Non le mancano adesso queste figure nella scrittura degli spettacoli?
«Sì, mi mancano perché a un certo punto quel gruppo di registi, autori e produttori si è esaurito. Uno si guarda attorno e dice: «Mannaggia, non c’è più nessuno, sono rimasto solo». Negli ultimi tre o quattro anni sono stato a guardare quello che succedeva e siccome non è che mi piacesse tanto, sono stato zitto».
Lo spettacolo arriverà nella sua Roma?
«Hanno pubblicato dieci-undici date e tutti mi dicono: “Non vieni in Veneto, non vieni a Genova, non vieni a Firenze?”. E io rispondo: aspettate perché i nostri produttori comunicano di volta per volta». Oggi fanno così, si danno le notizie a puntate!».
Strategie di marketing, altro inglesismo...
«Con Bravo sono stato a Milano un mese, 100.000 spettatori. Mi dettero L’Ambrogino d’oro, al quale tengo moltissimo. Adesso ti dicono: “Facciamo solo un giorno, poi se va bene, ci ritorniamo”. La mia generazione è quella che ha vissuto più cambiamenti di tutte. Questo lo racconto nello spettacolo. Sono nato che c’era il telefono duplex attaccato alla parete, adesso con mio figlio, che vive a Parigi, ci videochiamiamo.

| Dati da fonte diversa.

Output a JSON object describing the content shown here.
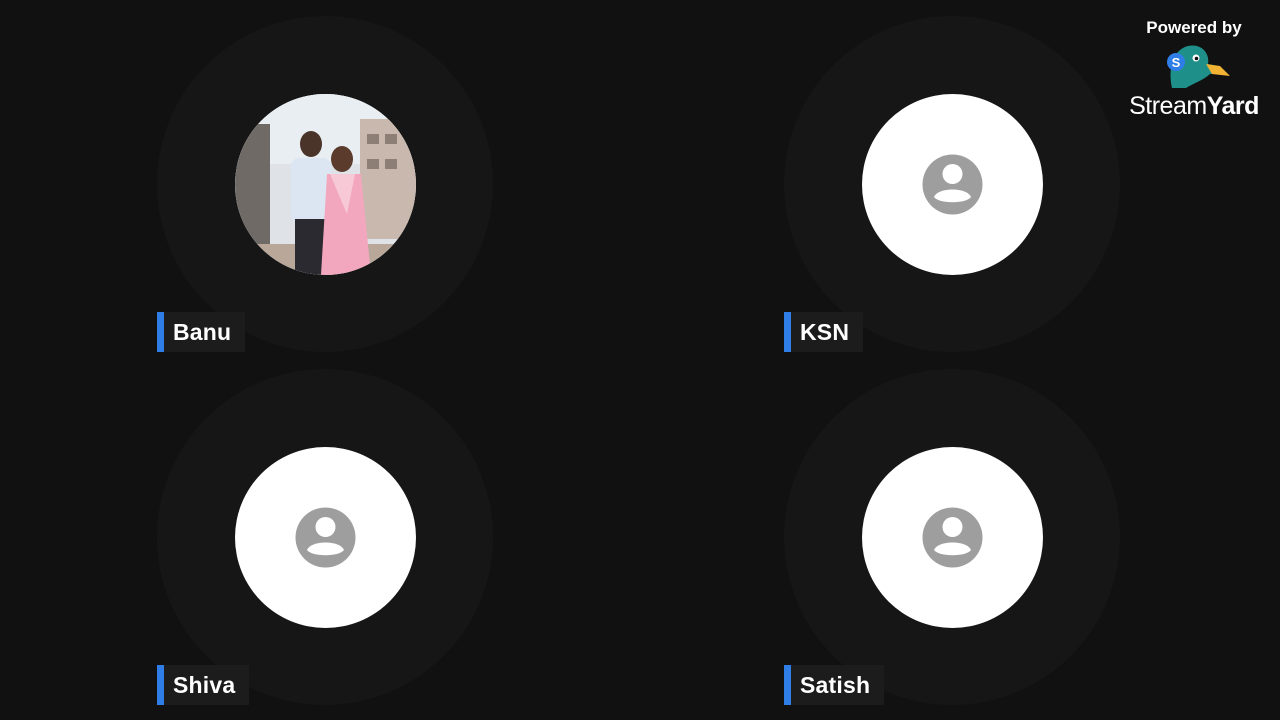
{
  "participants": [
    {
      "name": "Banu",
      "avatar": "photo-couple-icon"
    },
    {
      "name": "KSN",
      "avatar": "default-user-icon"
    },
    {
      "name": "Shiva",
      "avatar": "default-user-icon"
    },
    {
      "name": "Satish",
      "avatar": "default-user-icon"
    }
  ],
  "branding": {
    "powered_by": "Powered by",
    "wordmark_light": "Stream",
    "wordmark_bold": "Yard",
    "logo_icon": "streamyard-duck-logo"
  },
  "colors": {
    "background": "#111111",
    "nameplate_accent": "#2f7ee8",
    "avatar_placeholder": "#9e9e9e"
  }
}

Se l’avesse saputo mio nonno, mi avrebbe detto: “Tu sei matto, stai a di’ una cosa folle. Ma che è un romanzo di Verne?!”».
Già fu un cambiamento epocale l’avvento delle tv private.
«Grazie alle tv private è nato il fenomeno di Febbre da cavallo, che per problemi di distribuzione non era andato benissimo nelle sale. Evidentemente glielo vendevano a basso costo, lo prendevano per tre passaggi e facevano un sacco d’ascolto. Le tv locali di tutta Italia hanno trasmesso Febbre da cavallo a spron battuto, anzi al galoppo!».
Una buona distribuzione era fondamentale...
«Ho diretto un solo film, A me mi piace, per il quale mi hanno dato il David di Donatello e il Nastro d’argento come miglior regista esordiente. Il film andava bene, faceva 30 milioni di lire in una sala cinematografica, per esempio il Maestoso su via Appia, a Roma, ma mi smontarono perché l’esercente aveva un contratto con le major americane e c’era Rocky di Stallone. Come fa una distribuzione italiana a reggere con Rocky? Non ne ho diretti più perché il cinema a volte è frustrante. Meglio il teatro, dove ogni sera consumiamo un rito antichissimo».